In all, we found “evil searches” on 204 machines that hosted phishing websites AND that, in the vast majority of cases, these searches corresponded in time to when the website was broken into. Furthermore, in 25 cases the website was compromised twice and we were monitoring the daily log summaries after the first break-in: here 4 of the evil searches occurred before the second break in, 20 on the day of the second break in, and just one after the second break-in. Of course, where people didn’t “click through” from Google search results, perhaps because they had an automated tool, then we won’t have a record of their searches — but neverthless, even at the 18% incidence we can be sure of, searches are an important mechanism.
The recompromise rates for sites where we found evil searches were a lot higher: 20% recompromised after 4 weeks, nearly 50% after six months. There are lots of complicating factors here, not least that sites with world-readable Webalizer data might simply be inherently less secure.
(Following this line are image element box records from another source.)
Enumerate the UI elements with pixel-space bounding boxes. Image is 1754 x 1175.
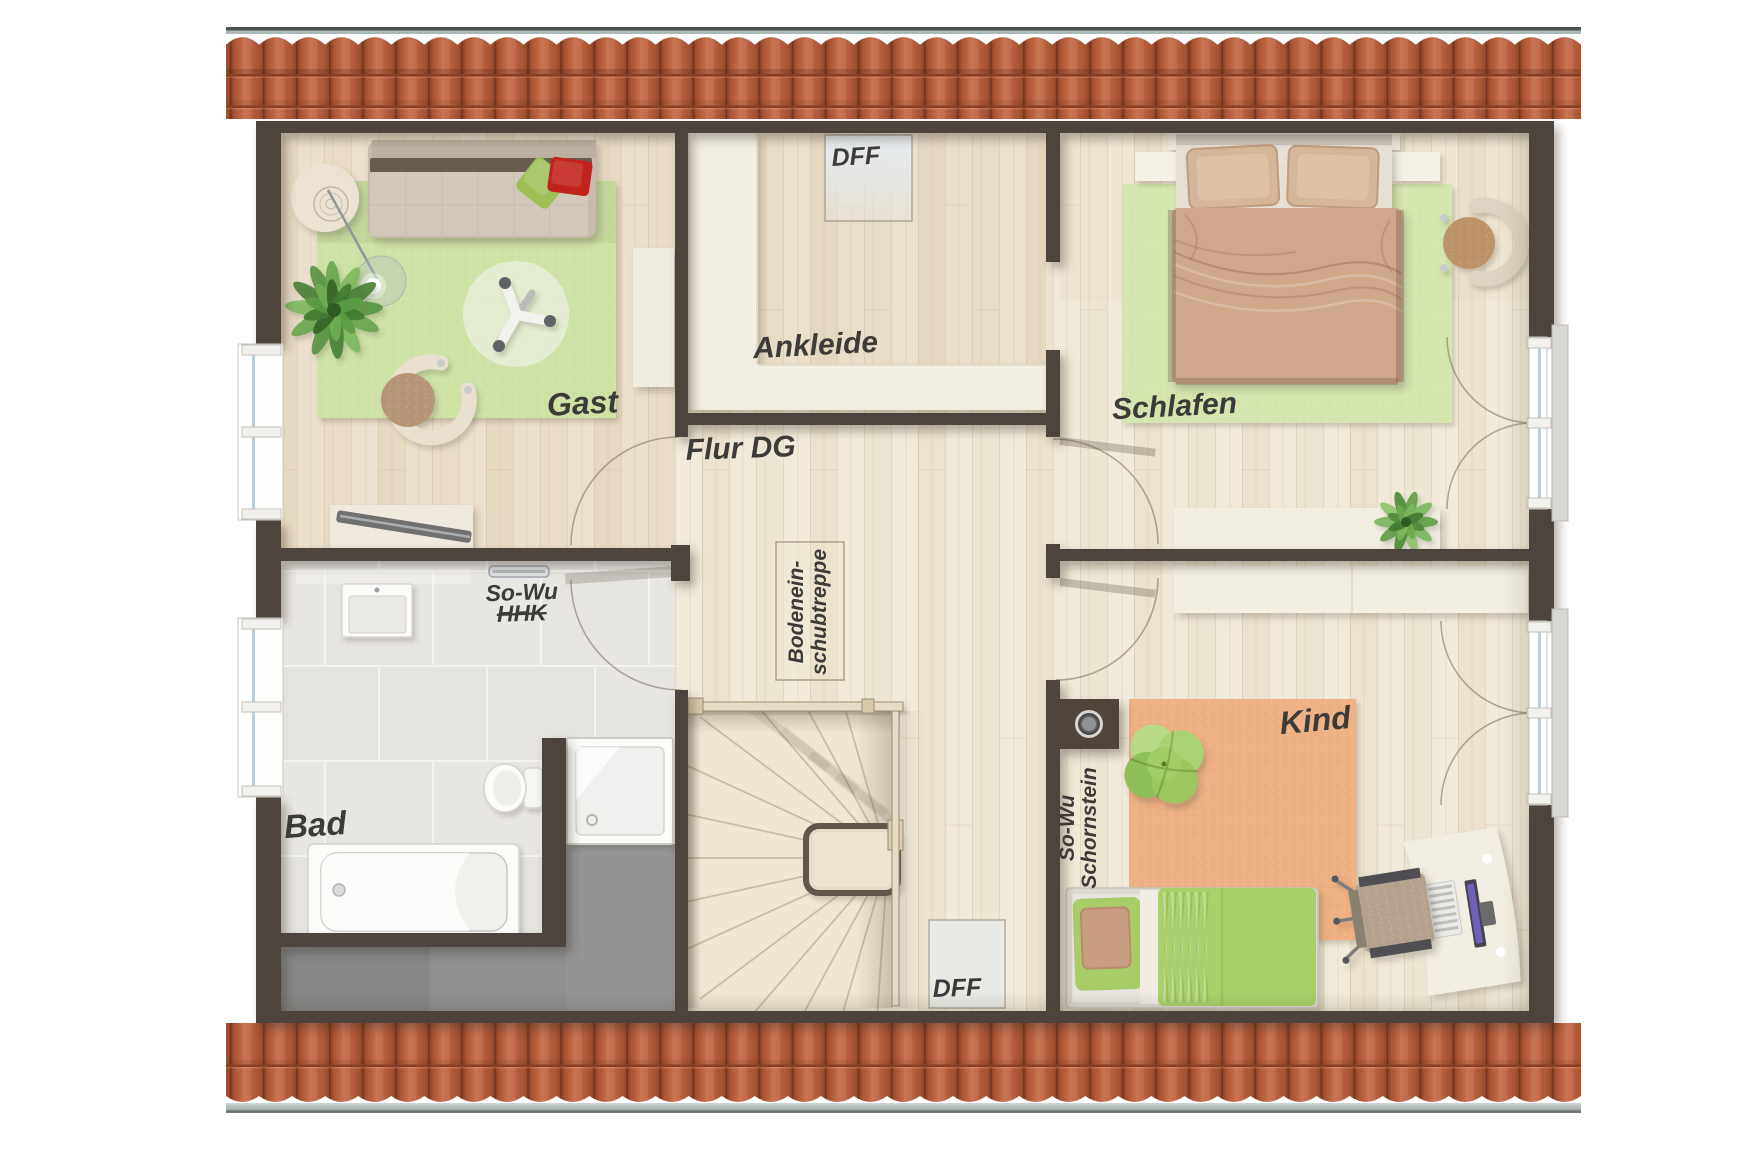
svg-text:So-Wu: So-Wu (1056, 795, 1079, 861)
svg-text:Bodenein-: Bodenein- (785, 561, 808, 664)
svg-text:Flur DG: Flur DG (685, 430, 796, 467)
svg-text:Schornstein: Schornstein (1078, 767, 1101, 888)
svg-text:Gast: Gast (546, 383, 620, 423)
svg-text:Ankleide: Ankleide (751, 326, 879, 366)
svg-text:Bad: Bad (283, 804, 349, 845)
svg-text:Kind: Kind (1278, 699, 1353, 741)
svg-text:Schlafen: Schlafen (1111, 387, 1238, 426)
svg-text:schubtreppe: schubtreppe (808, 549, 831, 675)
svg-text:DFF: DFF (831, 141, 882, 172)
svg-text:DFF: DFF (932, 973, 982, 1003)
svg-text:HHK: HHK (496, 599, 548, 627)
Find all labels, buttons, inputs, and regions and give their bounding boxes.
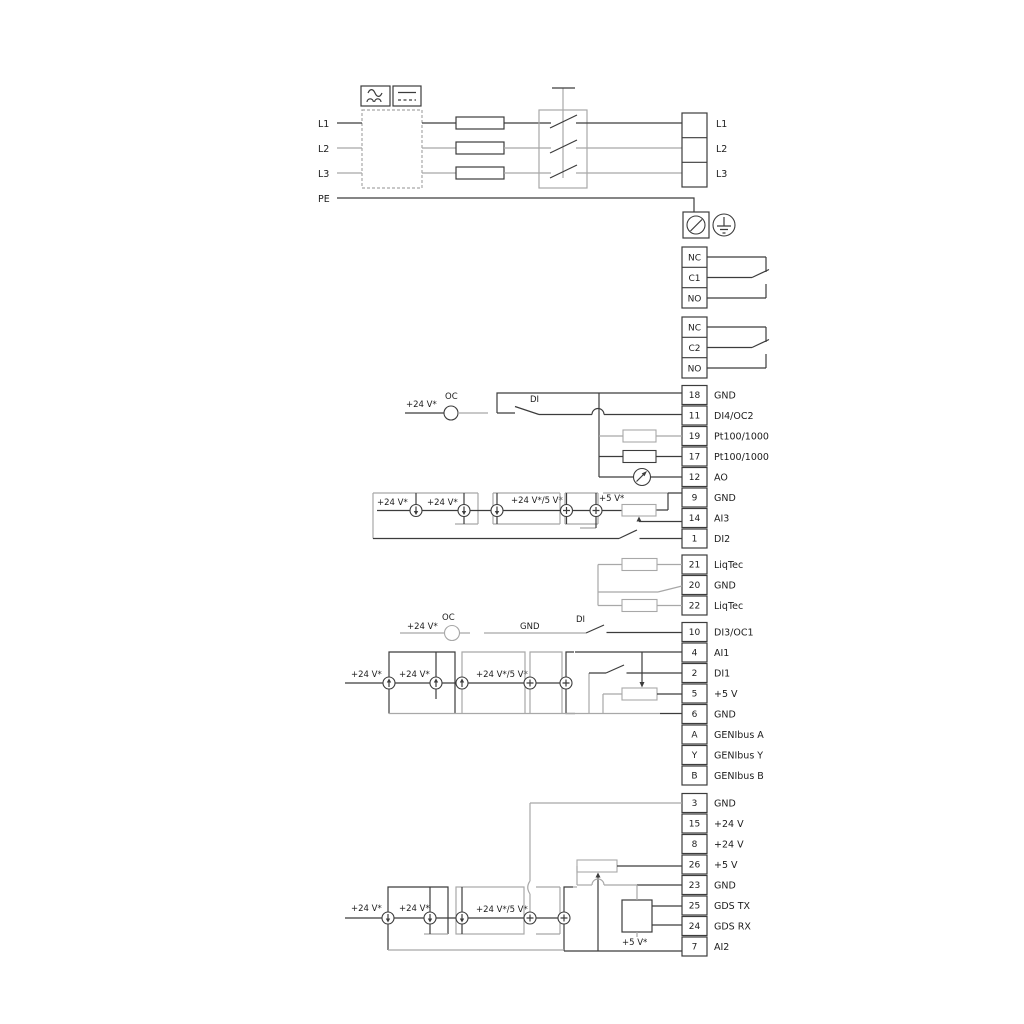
wiring-diagram: L1 L2 L3 PE (0, 0, 1024, 1024)
annotation-plus24v: +24 V* (407, 622, 438, 632)
voltage-source-icon (524, 677, 536, 689)
terminal-12: 12 (689, 473, 700, 483)
terminal-5-label: +5 V (714, 689, 738, 700)
current-source-icon (458, 505, 470, 517)
terminal-3-label: GND (714, 799, 736, 810)
terminal-22: 22 (689, 602, 700, 612)
terminal-strip-c: 3GND 15+24 V 8+24 V 26+5 V 23GND 25GDS T… (682, 794, 751, 957)
analog-output-meter-icon (634, 469, 651, 486)
annotation-oc: OC (445, 392, 458, 402)
power-left-label-l3: L3 (318, 169, 329, 180)
annotation-plus24v5v: +24 V*/5 V* (476, 670, 528, 680)
terminal-strip-a: 18GND 11DI4/OC2 19Pt100/1000 17Pt100/100… (682, 386, 769, 549)
annotation-plus24v: +24 V* (399, 904, 430, 914)
annotation-plus24v: +24 V* (351, 670, 382, 680)
terminal-14-label: AI3 (714, 514, 729, 525)
terminal-strip-b: 10DI3/OC1 4AI1 2DI1 5+5 V 6GND AGENIbus … (682, 623, 764, 786)
power-right-label-l3: L3 (716, 169, 727, 180)
pe-screw-terminal (683, 212, 709, 238)
terminal-1-label: DI2 (714, 534, 730, 545)
emc-filter-box (362, 110, 422, 188)
power-right-label-l2: L2 (716, 144, 727, 155)
current-source-icon (410, 505, 422, 517)
fuse-l1 (456, 117, 504, 129)
annotation-plus24v: +24 V* (399, 670, 430, 680)
fuse-l2 (456, 142, 504, 154)
terminal-7: 7 (692, 943, 698, 953)
terminal-4: 4 (692, 649, 698, 659)
pe-wire (337, 198, 694, 212)
section-di4-wiring: +24 V* OC DI (405, 392, 682, 486)
annotation-plus24v: +24 V* (377, 498, 408, 508)
open-collector-icon (444, 406, 458, 420)
liqtec-sensor-wiring (598, 559, 682, 612)
terminal-20-label: GND (714, 581, 736, 592)
wiper-arrow (596, 873, 601, 952)
liqtec-resistor-22 (622, 600, 657, 612)
switch-contact-di4 (515, 407, 539, 415)
voltage-source-icon (560, 677, 572, 689)
current-source-icon (456, 677, 468, 689)
terminal-23-label: GND (714, 881, 736, 892)
annotation-plus5v: +5 V* (622, 938, 647, 948)
terminal-26-label: +5 V (714, 860, 738, 871)
current-source-icon (382, 912, 394, 924)
annotation-plus24v5v: +24 V*/5 V* (511, 496, 563, 506)
sensor-row-ai3: +24 V* +24 V* +24 V*/5 V* +5 V* (373, 493, 682, 539)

However, overall we believe that it clearly indicates that the phishing attackers are using search to find machines to attack; and that if one attacker can find the site, then it is likely that others will do so independently.
There’s a lot more in the paper itself (which is well-worth reading before commenting on this article, since it goes into much more detail than is possible here)… In particular, we show that publishing URLs in PhishTank slightly decreases the recompromise rate (getting the sites fixed is a bigger effect than the bad guys locating sites that someone else has compromised); and we also have a detailed discussion of various mitigation strategies that might be employed, now that we have firmly established that “evil searching” is an important way of locating machines to compromise.
Somewhat off topic: I just read Willem Buiter’s wishlist for regulating the financial sector (http://blogs.ft.com/maverecon/2009/02/regulating-the-new-financial-sector/) and it occurred to me that they could do with the insight of security engineers (which I am not) into the problem.
For example, would it be a good idea to follow the standard way of keeping airport screeners awake – inserting artificial ‘tests’ which happen more frequently than real crises? Maybe rather than prescribing what capabilities a bank needs to withstand a crisis, the regulator should actually introduce defaults into the system and see what happens.
I know at least some of you guys are interesting in economics. Could you get yourselves invited into this regulatory design activity?
Pardon my pendantry, but
Your use of quote marks around “evil” is unnecessary.
How is “evil” defined?
Like any word it is defined by classic usage, and the usage of the most influential users, which in this case, are the writers of classic fairy tales. In which case:
Evil means harm
Evil means intent to willfully do harm for inadequate reason.
Evil means harm intentionally caused by person.
Evil is the act of doing harm
An evil person is a person who might likely do harm for no very compelling reason.
Any characteristics or behavior indicative of intent to do harm or propensity to do harm is evil.
In which case, these searches are evil, no quote marks required, because the searcher intends to do harm, and the searches are indicative of intent to do harm.
Your use of quote marks suggests that your usage of the word “evil” is unduly influenced by moral philosophers, but philosophers do not define correct usage of words. Actual non ironic usage by influential speakers and writers defines correct usage of words.
Spammers are evil, phishers are evil, people who break in to other people’s web sites to use them for their own purposes at the expense of the rightful owner are evil, no quote marks are necessary. Most of the time it is not that hard to say who is evil and why.
Worst “I’m off to Barabos” post ever 😉
Considering all the other “word” words being quoted, I think the use of “evil” is helpful.